TRURO – The province’s handling of the Nova Scotia Provincial Exhibition (NSPE) should be a “red flag” to other municipalities about potential provincial meddling in municipal business, Colchester County Mayor Bob Taylor says.
Keith Colwell, left, and Bob Taylor
“I know when I went home last night it was a tough time,” Taylor said, during Thursday night’s council session, regarding a Wednesday night meeting between the NSPE commission board and Agriculture Minister Keith Colwell.
“The way this was handled, I was certainly disappointed.”
The minister informed the commission members they no longer have any decision-making powers and that he is replacing the NSPE board with a smaller interim board of his own making.
The province has called in an NSPE loan held by the Nova Scotia Farm Loan Board, has taken over ownership of the facility and is preparing to conduct a forensic financial audit of its affairs.

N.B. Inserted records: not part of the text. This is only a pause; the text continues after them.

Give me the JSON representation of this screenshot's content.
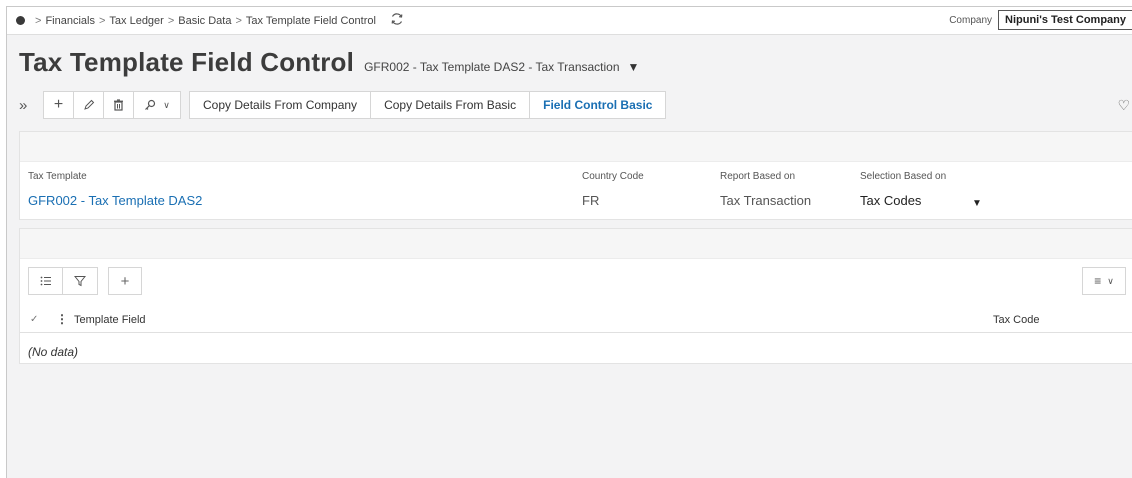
{
  "breadcrumb": {
    "items": [
      "Financials",
      "Tax Ledger",
      "Basic Data",
      "Tax Template Field Control"
    ],
    "separator": ">"
  },
  "company": {
    "label": "Company",
    "value": "Nipuni's Test Company"
  },
  "header": {
    "title": "Tax Template Field Control",
    "subtitle": "GFR002 - Tax Template DAS2 - Tax Transaction"
  },
  "toolbar": {
    "commands": [
      "Copy Details From Company",
      "Copy Details From Basic",
      "Field Control Basic"
    ],
    "active_command": "Field Control Basic"
  },
  "record": {
    "tax_template_label": "Tax Template",
    "tax_template_value": "GFR002 - Tax Template DAS2",
    "country_code_label": "Country Code",
    "country_code_value": "FR",
    "report_based_on_label": "Report Based on",
    "report_based_on_value": "Tax Transaction",
    "selection_based_on_label": "Selection Based on",
    "selection_based_on_value": "Tax Codes"
  },
  "grid": {
    "columns": [
      "Template Field",
      "Tax Code"
    ],
    "empty_text": "(No data)"
  },
  "colors": {
    "accent": "#1a6fb3",
    "background": "#f3f3f4"
  },
  "icons": {
    "expand": "double-chevron-right-icon",
    "add": "plus-icon",
    "edit": "pencil-icon",
    "delete": "trash-icon",
    "assign": "key-icon",
    "refresh": "refresh-icon",
    "favorite": "heart-icon"
  }
}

Taylor said he was planning to attend a Union of Nova Scotia Municipalities meeting on Friday during which he would be warning fellow municipalities about what he considers to be provincial meddling.

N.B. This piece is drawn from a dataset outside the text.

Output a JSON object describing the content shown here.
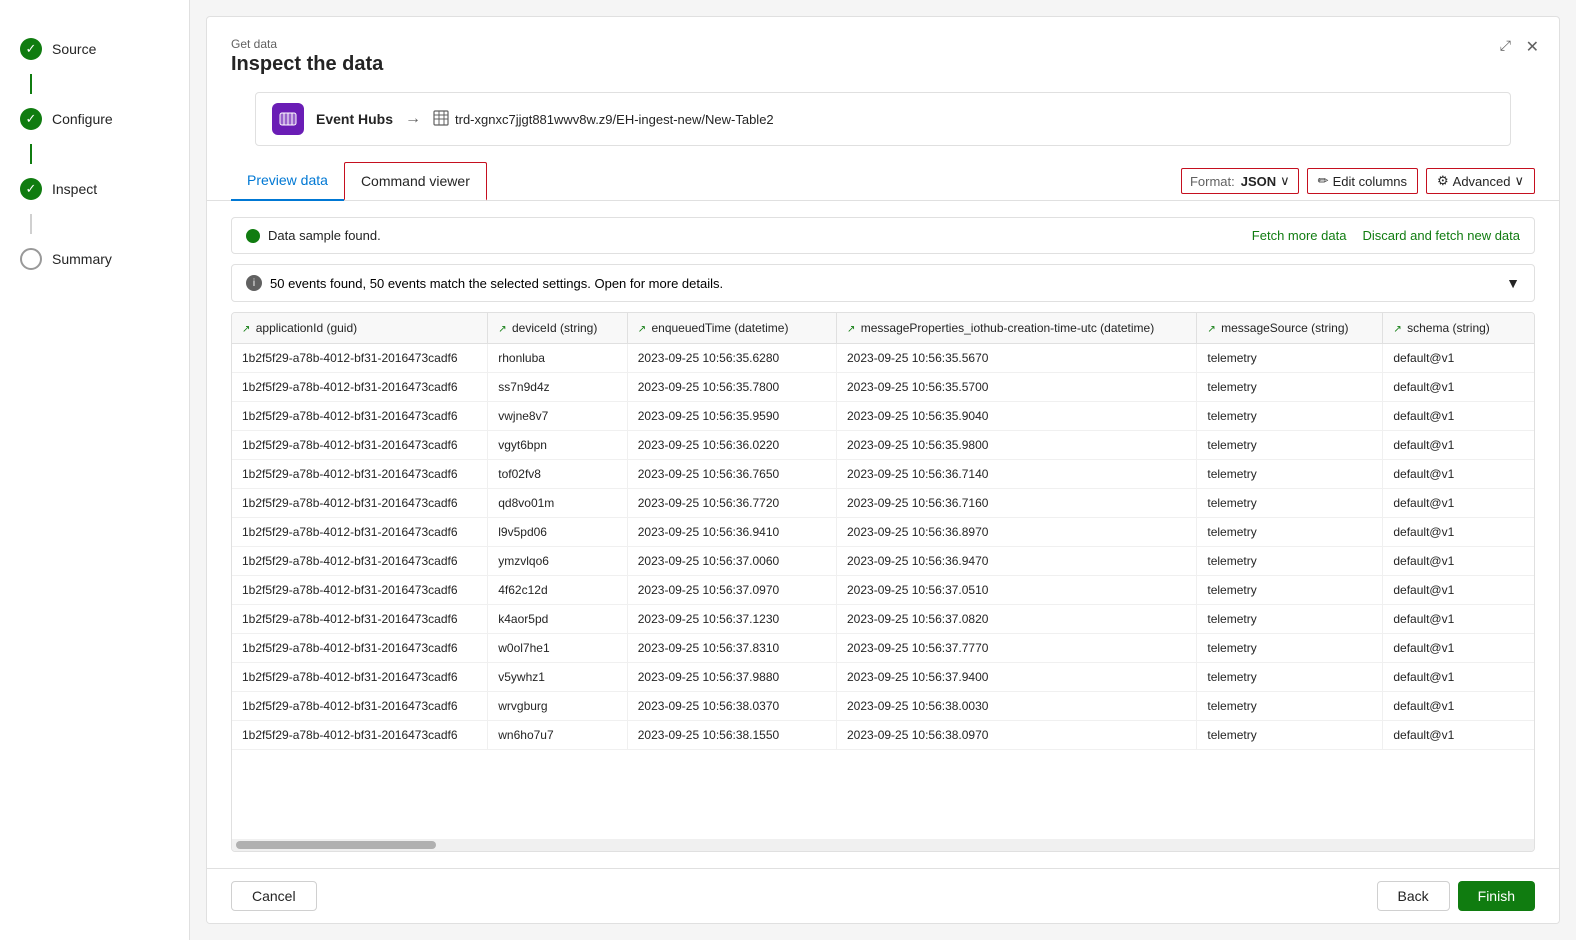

“I am going to have that on the agenda. In my opinion, this was a municipal affair that was interfered with,” he said. “And I am going to tell the UNSM that this is a red flag, maybe … if this government is going to start this kind of stuff, interfering with municipal business.”
Coun. Christine Blair, however, warned against getting into a dispute with the province, especially since the majority Liberal government is only four months into its term and there will be other issues that the municipality will want to discuss with the province.

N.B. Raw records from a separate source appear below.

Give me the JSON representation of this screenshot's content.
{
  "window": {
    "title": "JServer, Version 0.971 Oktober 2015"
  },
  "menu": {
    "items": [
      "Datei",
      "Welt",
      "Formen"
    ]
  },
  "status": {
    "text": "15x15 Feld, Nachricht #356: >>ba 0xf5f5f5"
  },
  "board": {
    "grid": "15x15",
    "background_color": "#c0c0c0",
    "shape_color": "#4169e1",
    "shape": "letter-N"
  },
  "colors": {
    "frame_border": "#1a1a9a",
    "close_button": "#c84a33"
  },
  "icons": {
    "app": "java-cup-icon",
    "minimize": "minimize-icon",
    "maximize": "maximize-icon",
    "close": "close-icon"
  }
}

But Deputy Mayor Bill Masters also expressed concern about the way the situation was handled, given that council previously had a formal agreement in place with the NSPE commission to take over ownership of the facility in exchange for paying off the $422,000 debt to the Farm Loan Board.
“Well, I hope that they work a lot differently than they did on this one, because this was clearly a municipal issue,” he said. “I know we went into this for the right reasons.”
Taylor also questioned the need for the province to conduct the type of extensive financial audit it is planning.
Had the county been successful in its bid to acquire the deed to the NSPE property, council’s plan was to commission an audit for the years of 2012 and 2013, because the NSPE had provided audited financial statements up to the end of 2011.
“This is not what I’m hearing the minister say,” the mayor told council. “It looks like (he is) kind of on a witch hunt,” he said of Colwell’s intent to trace the financial history back further to try to find out just how the NSPE’s balance sheet went off the rails.